Undistributed Profits Taxation Law
- The Undistributed Profits Taxation Law has led to two major changes in the tax regime that applies to "few companies" - a company that is controlled by a maximum of five people, and is not a subsidiary or company in which the public has a real interest (including public companies). See: sections 62a(d) and 76 of the Ordinance). In summary, the first change, which was determined in section 62A of the Income Tax Ordinance, is intended to deal with occupational companies by expanding the range of cases in which the company's income will be attributed to the individuals who hold it; while the second change, which was determined in sections 81a-81f of the Income Tax Ordinance, is intended to deal with holding companies by imposing a tax of 2% on excess profits accumulated in the companies' coffers and not distributed as dividends. Now in more detail.
- Section 62A of the Ordinance is intended to deal with the phenomenon in which salaried employees of companies or officers thereof artificially terminate their employment as employees, but continue to provide the company with the same services through a company under their control. In these cases, since the establishment of the company is intended, as a rule, to enable that individual to benefit from the beneficial tax regime that applies to companies, without any economic justification for this, it was determined that the existence of the company in this regard should be ignored, and the shareholder (the service provider) should be charged directly with tax on all the income deriving to the company from his personal labor. The central arrangement was determined, as noted, in the framework of Amendment 235, while the current amendment is intended to address a number of "loopholes" that remain. I will discuss the main points of the arrangement, including the changes made in the framework of Amendment No. 277 to the Ordinance to the extent that they are relevant to our case.

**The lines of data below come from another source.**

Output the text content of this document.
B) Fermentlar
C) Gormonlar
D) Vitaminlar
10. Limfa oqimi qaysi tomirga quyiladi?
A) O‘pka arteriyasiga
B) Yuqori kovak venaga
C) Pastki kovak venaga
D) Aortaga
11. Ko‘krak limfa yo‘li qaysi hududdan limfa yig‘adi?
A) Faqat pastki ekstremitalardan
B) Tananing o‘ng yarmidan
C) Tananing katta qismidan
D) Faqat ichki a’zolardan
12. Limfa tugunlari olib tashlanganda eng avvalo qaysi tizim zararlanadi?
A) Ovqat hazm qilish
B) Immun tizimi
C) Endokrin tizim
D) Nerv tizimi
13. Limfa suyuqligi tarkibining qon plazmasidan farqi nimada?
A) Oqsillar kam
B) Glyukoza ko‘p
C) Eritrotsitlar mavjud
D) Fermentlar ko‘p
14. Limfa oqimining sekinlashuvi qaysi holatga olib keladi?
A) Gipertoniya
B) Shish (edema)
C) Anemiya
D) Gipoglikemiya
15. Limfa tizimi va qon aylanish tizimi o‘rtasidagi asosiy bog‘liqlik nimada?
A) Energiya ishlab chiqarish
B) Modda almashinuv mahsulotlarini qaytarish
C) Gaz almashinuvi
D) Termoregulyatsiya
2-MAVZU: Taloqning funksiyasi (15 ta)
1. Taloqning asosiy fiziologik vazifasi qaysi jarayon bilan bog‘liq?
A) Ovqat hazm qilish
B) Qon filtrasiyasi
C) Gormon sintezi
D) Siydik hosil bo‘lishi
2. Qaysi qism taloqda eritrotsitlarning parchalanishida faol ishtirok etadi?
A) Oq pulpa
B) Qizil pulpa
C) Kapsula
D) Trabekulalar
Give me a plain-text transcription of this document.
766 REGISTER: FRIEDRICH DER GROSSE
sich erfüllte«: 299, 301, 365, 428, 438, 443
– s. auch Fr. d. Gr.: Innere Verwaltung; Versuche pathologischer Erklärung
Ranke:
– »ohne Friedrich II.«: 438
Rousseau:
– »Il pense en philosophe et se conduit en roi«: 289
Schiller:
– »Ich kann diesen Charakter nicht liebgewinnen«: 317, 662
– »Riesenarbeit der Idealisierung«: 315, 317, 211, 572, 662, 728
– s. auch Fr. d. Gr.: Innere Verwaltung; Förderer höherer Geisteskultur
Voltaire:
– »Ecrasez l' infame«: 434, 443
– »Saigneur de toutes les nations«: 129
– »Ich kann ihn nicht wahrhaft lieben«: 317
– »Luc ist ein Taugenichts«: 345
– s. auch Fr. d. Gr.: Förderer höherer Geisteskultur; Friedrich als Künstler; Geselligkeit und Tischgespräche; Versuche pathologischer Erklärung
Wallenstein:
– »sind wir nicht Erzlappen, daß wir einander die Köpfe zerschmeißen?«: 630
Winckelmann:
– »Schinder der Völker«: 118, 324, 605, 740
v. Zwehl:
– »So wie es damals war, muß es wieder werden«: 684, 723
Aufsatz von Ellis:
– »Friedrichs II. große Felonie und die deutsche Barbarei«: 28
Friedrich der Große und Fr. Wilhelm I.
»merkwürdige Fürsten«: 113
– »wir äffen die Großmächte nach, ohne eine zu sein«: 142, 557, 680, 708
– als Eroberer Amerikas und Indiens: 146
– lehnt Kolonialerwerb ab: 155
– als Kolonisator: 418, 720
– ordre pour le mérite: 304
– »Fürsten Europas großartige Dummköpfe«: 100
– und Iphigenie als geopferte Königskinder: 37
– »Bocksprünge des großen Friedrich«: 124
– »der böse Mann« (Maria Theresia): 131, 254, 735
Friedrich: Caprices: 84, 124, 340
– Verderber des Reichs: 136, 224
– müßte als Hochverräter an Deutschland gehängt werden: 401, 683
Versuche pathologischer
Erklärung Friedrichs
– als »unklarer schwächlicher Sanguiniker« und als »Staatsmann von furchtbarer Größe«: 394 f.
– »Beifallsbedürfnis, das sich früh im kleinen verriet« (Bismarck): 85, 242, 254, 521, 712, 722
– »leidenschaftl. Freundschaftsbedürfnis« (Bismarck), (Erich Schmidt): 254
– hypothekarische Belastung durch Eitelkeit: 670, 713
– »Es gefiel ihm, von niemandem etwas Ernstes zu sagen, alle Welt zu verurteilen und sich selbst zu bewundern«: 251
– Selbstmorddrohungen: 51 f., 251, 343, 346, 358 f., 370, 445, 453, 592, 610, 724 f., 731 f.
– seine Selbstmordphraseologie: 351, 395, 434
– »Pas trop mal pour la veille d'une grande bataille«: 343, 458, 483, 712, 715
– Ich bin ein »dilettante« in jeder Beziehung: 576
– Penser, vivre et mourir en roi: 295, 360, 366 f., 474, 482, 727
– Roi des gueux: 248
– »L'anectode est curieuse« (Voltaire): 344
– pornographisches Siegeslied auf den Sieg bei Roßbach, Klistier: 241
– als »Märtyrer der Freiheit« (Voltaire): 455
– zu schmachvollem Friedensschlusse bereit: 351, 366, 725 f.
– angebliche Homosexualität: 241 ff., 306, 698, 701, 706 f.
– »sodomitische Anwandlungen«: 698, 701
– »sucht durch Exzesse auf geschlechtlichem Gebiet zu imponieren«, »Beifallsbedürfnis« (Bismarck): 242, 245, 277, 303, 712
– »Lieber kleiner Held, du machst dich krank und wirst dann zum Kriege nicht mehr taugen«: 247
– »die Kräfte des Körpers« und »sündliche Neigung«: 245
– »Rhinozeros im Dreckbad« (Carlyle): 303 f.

- Section 62A(a) of the Ordinance states that "the taxable income of a minority company, [except for taxable income attributed to the minority company from the income of a partnership in which it is a partner, which is not a foreign occupation company as defined in section 75B1 of the Ordinance], which derives from the activity of an individual in which he is a controlling shareholder, will be considered as the income of the individual" in the following cases:
An individual acting as an officer or providing management services: The income of the minority company will be attributed to the individual as personal income (according to Section 2(1), 2(2) or 2(10) to the Ordinance), if the income of the minority company derives from the individual's activity as an officer or from the provision of management services and the like in another company (and see the details In section 62A(a)(1) to the Ordinance). The changes made to this alternative in the framework of Amendment No. 277 to the Ordinance are not the focus of the petitions.